In the north-eastern part of the historical centre of Shakhrisabz, the historical mosque Malik-Ashtar is located between residential houses. According to legend, it was built next to the tomb of the Arab warlord Malik-Ashtar.
Like the Khanaka of Khodjaa Mirhamid in Shakhrisabz, the complex of the Malik-Ashtar Mosque also served as a madrasa in the past. This is evidenced by the hujras located along the perimeter and covered by domes.
The Malik Ashtar Mosque has a classical composition of Islamic cult building. It symbolically embodies the main elements of the universe: a prayer house made of mud, green trees, water ‘hausa’, a dome facing the sky, aiwan pillars and minaret.
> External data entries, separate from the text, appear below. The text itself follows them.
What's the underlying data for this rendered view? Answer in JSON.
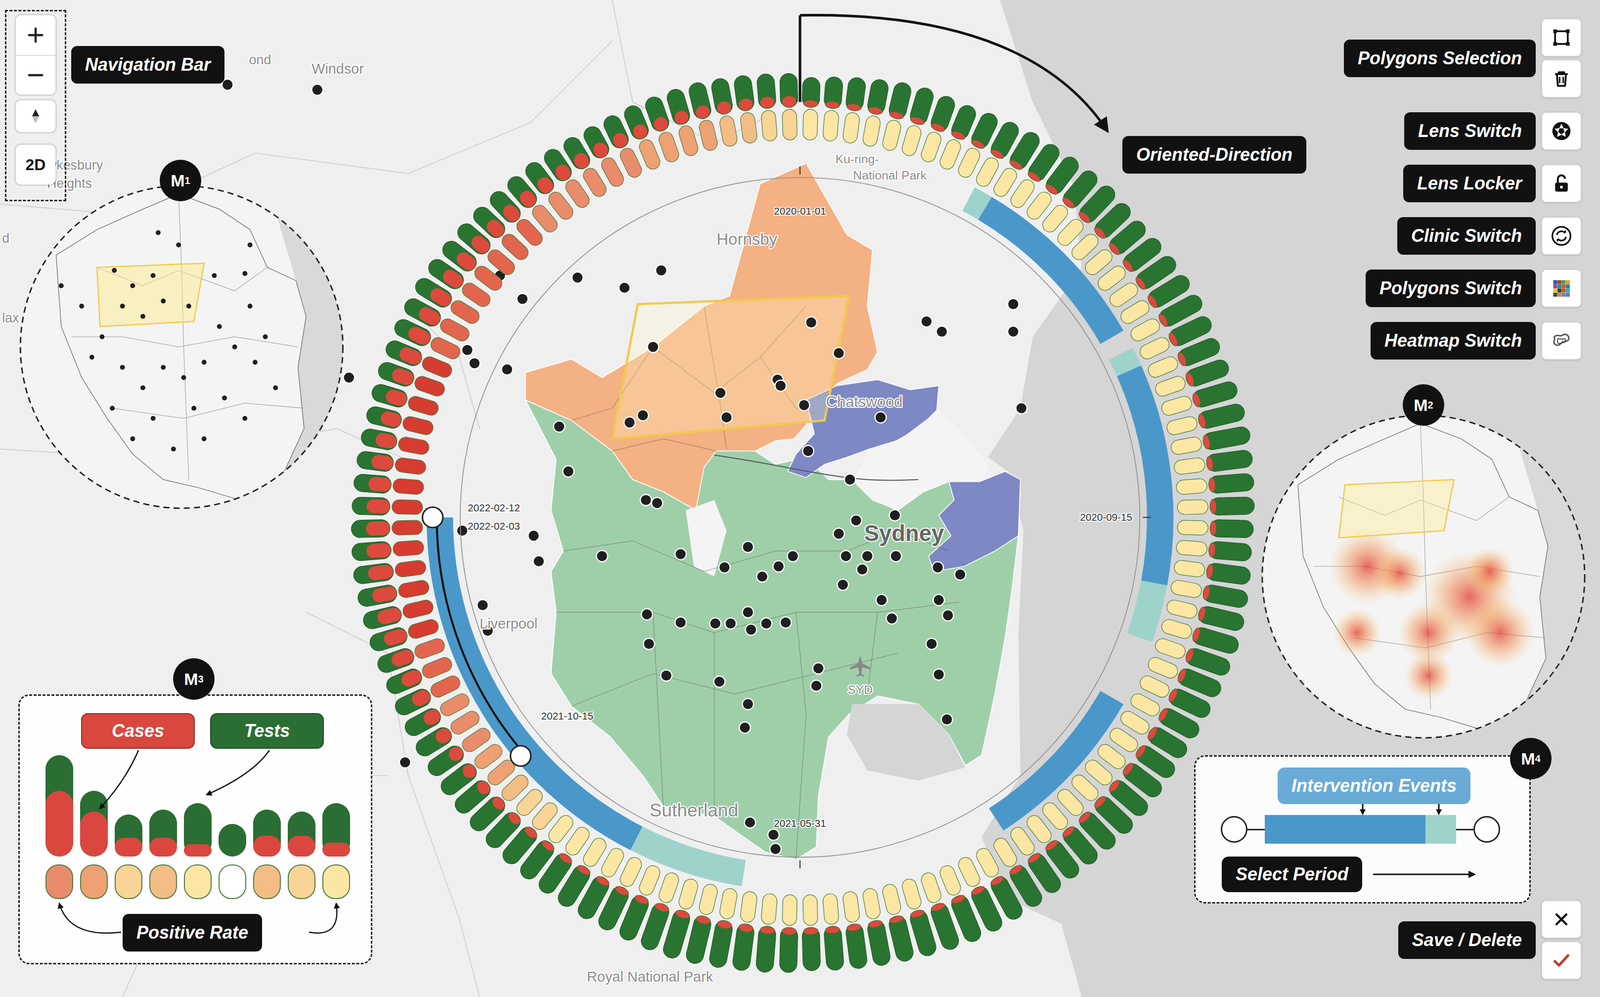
{
  "map": {
    "place_labels": [
      "ond",
      "Windsor",
      "d",
      "wkesbury",
      "Heights",
      "lax",
      "Ku-ring-",
      "National Park",
      "Hornsby",
      "Chatswood",
      "Sydney",
      "Liverpool",
      "SYD",
      "Sutherland",
      "Royal National Park"
    ],
    "regions": [
      {
        "color": "#f4b183"
      },
      {
        "color": "#9fcfa9"
      },
      {
        "color": "#7d88c4"
      },
      {
        "color": "#7d88c4"
      }
    ]
  },
  "navigation": {
    "label": "Navigation Bar",
    "mode": "2D"
  },
  "direction": {
    "label": "Oriented-Direction"
  },
  "toolbar": [
    {
      "label": "Polygons Selection",
      "kind": "selection"
    },
    {
      "label": "Lens Switch",
      "kind": "lens"
    },
    {
      "label": "Lens Locker",
      "kind": "locker"
    },
    {
      "label": "Clinic Switch",
      "kind": "clinic"
    },
    {
      "label": "Polygons Switch",
      "kind": "polygons"
    },
    {
      "label": "Heatmap Switch",
      "kind": "heatmap"
    }
  ],
  "save_delete": {
    "label": "Save / Delete"
  },
  "badges": [
    {
      "letter": "M",
      "index": "1"
    },
    {
      "letter": "M",
      "index": "2"
    },
    {
      "letter": "M",
      "index": "3"
    },
    {
      "letter": "M",
      "index": "4"
    }
  ],
  "chart": {
    "tests": [
      40,
      45,
      50,
      55,
      60,
      62,
      58,
      55,
      60,
      65,
      70,
      72,
      75,
      78,
      80,
      76,
      74,
      78,
      82,
      85,
      88,
      84,
      80,
      82,
      86,
      90,
      92,
      88,
      85,
      83,
      80,
      78,
      82,
      85,
      88,
      90,
      86,
      84,
      80,
      78,
      76,
      78,
      80,
      83,
      85,
      82,
      79,
      77,
      80,
      84,
      88,
      92,
      95,
      93,
      90,
      88,
      86,
      84,
      82,
      80,
      85,
      88,
      90,
      92,
      95,
      97,
      94,
      90,
      88,
      86,
      84,
      82,
      80,
      78,
      76,
      74,
      72,
      70,
      68,
      66,
      64,
      62,
      60,
      62,
      64,
      66,
      68,
      70,
      68,
      66,
      64,
      62,
      60,
      58,
      56,
      58,
      60,
      62,
      64,
      66,
      68,
      66,
      64,
      62,
      60,
      58,
      56,
      55,
      54,
      52,
      50,
      52,
      54,
      56,
      58,
      60,
      58,
      56,
      54,
      52
    ],
    "cases": [
      5,
      4,
      3,
      3,
      2,
      2,
      2,
      2,
      1,
      1,
      1,
      1,
      1,
      2,
      2,
      2,
      1,
      1,
      1,
      1,
      1,
      2,
      2,
      3,
      3,
      2,
      2,
      1,
      1,
      1,
      1,
      1,
      1,
      1,
      1,
      1,
      1,
      1,
      1,
      1,
      1,
      1,
      2,
      2,
      2,
      2,
      1,
      1,
      1,
      1,
      1,
      1,
      1,
      1,
      1,
      1,
      2,
      3,
      4,
      5,
      6,
      7,
      8,
      8,
      7,
      6,
      5,
      5,
      4,
      4,
      4,
      5,
      6,
      10,
      15,
      20,
      26,
      32,
      38,
      44,
      50,
      58,
      66,
      75,
      85,
      92,
      95,
      98,
      100,
      96,
      94,
      92,
      90,
      88,
      85,
      82,
      80,
      78,
      76,
      74,
      72,
      70,
      66,
      62,
      58,
      54,
      50,
      48,
      46,
      44,
      42,
      40,
      38,
      36,
      34,
      32,
      30,
      28,
      26,
      24
    ],
    "positive_rate": [
      1.4,
      1.2,
      1,
      1,
      0.8,
      0.6,
      0.5,
      0.5,
      0.4,
      0.4,
      0.4,
      0.3,
      0.3,
      0.5,
      0.5,
      0.5,
      0.3,
      0.3,
      0.3,
      0.3,
      0.3,
      0.5,
      0.5,
      0.7,
      0.7,
      0.5,
      0.5,
      0.3,
      0.3,
      0.3,
      0.3,
      0.3,
      0.3,
      0.3,
      0.3,
      0.3,
      0.3,
      0.3,
      0.3,
      0.3,
      0.3,
      0.3,
      0.5,
      0.5,
      0.5,
      0.5,
      0.3,
      0.3,
      0.3,
      0.3,
      0.3,
      0.3,
      0.3,
      0.3,
      0.3,
      0.3,
      0.5,
      0.7,
      0.9,
      1,
      1.1,
      1.2,
      1.3,
      1.3,
      1.2,
      1.1,
      1,
      1,
      0.9,
      0.9,
      0.9,
      1,
      1.2,
      2,
      3,
      4,
      5,
      6,
      7,
      8,
      9,
      10,
      12,
      14,
      16,
      18,
      20,
      22,
      24,
      22,
      20,
      19,
      18,
      17,
      16,
      16,
      15,
      15,
      14,
      14,
      13,
      12,
      12,
      11,
      10,
      10,
      9,
      9,
      8,
      8,
      7,
      7,
      6,
      6,
      5,
      5,
      4,
      4,
      3,
      3
    ],
    "axis_labels": [
      {
        "text": "2020-01-01",
        "week": 0
      },
      {
        "text": "2020-09-15",
        "week": 30
      },
      {
        "text": "2021-05-31",
        "week": 60
      }
    ],
    "events": [
      {
        "start": 9.3,
        "end": 10.3,
        "color": "#9ed3cb"
      },
      {
        "start": 10.3,
        "end": 20,
        "color": "#4a98c9"
      },
      {
        "start": 21,
        "end": 22,
        "color": "#9ed3cb"
      },
      {
        "start": 22,
        "end": 33.5,
        "color": "#4a98c9"
      },
      {
        "start": 33.5,
        "end": 36.5,
        "color": "#9ed3cb"
      },
      {
        "start": 40,
        "end": 49,
        "color": "#4a98c9"
      },
      {
        "start": 63,
        "end": 69,
        "color": "#9ed3cb"
      },
      {
        "start": 69,
        "end": 90,
        "color": "#4a98c9"
      }
    ],
    "selection": {
      "start": {
        "label": "2021-10-15",
        "week": 76.5
      },
      "end": {
        "labels": [
          "2022-02-12",
          "2022-02-03"
        ],
        "week": 90
      }
    }
  },
  "legend": {
    "cases_label": "Cases",
    "tests_label": "Tests",
    "rate_label": "Positive Rate",
    "cases": [
      70,
      48,
      20,
      20,
      13,
      0,
      22,
      22,
      15
    ],
    "tests": [
      108,
      70,
      45,
      50,
      57,
      35,
      50,
      48,
      57
    ],
    "positive_rate": [
      8,
      6,
      3,
      4,
      1.2,
      0,
      4,
      3,
      1
    ]
  },
  "intervention_panel": {
    "title": "Intervention Events",
    "action": "Select Period",
    "segments": [
      {
        "share": 0.84,
        "color": "#4a98c9"
      },
      {
        "share": 0.16,
        "color": "#9ed3cb"
      }
    ]
  }
}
The small town of Shakhrisabz (‘green city’, Pers.) is located only 90 km south of Samarkand, at the foot of the Hissar and Zeravshan mountains, at the confluence of the Aksu and Tanhoz rivers. It is one of the oldest cities in the world; according to some sources, there were human settlements at this site as early as 1700 BC. Alexander the Great’s troops marched here, the Bactrian satrap Bess was captured, an anti-Arab movement arose and caravans of the Great Silk Road passed by. Ancient Kesh, the birthplace of Amir Temur and the former “home residence” of the Temurids, was once probably larger and richer than Samarkand itself.
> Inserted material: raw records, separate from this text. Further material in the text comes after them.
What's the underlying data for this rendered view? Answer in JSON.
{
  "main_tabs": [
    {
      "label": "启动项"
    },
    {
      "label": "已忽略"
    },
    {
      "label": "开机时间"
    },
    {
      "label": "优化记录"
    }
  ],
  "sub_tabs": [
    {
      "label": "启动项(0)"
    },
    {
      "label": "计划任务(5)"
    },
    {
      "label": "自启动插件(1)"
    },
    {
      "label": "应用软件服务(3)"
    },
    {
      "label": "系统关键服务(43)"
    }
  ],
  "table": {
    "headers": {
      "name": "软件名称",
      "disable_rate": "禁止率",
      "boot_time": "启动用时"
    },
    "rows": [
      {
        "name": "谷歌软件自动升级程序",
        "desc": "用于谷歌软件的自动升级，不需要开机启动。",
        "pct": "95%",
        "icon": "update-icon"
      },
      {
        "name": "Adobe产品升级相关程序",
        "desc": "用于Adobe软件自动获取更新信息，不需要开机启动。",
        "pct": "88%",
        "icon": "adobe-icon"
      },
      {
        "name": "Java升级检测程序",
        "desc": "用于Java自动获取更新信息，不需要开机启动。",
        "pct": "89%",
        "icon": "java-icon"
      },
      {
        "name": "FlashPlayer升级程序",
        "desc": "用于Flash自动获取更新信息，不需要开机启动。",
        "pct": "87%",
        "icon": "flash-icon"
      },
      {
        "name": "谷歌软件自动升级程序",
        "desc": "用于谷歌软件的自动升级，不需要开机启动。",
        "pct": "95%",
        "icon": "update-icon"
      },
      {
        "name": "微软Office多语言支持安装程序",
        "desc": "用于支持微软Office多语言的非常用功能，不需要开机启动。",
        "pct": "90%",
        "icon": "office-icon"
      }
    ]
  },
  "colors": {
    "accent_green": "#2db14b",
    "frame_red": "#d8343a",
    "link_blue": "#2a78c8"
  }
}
In Shakhrisabz, much is being done to restore and reconstruct monuments of material culture. An independent scientific-restoration production workshop has been established there, employing architects, designers, master builders, skilled wood and plaster carvers and other masters of the applied arts. The concern of this numerous creative team is to restore the original appearance of the medieval monuments and to preserve the creations of the old masters for centuries to come.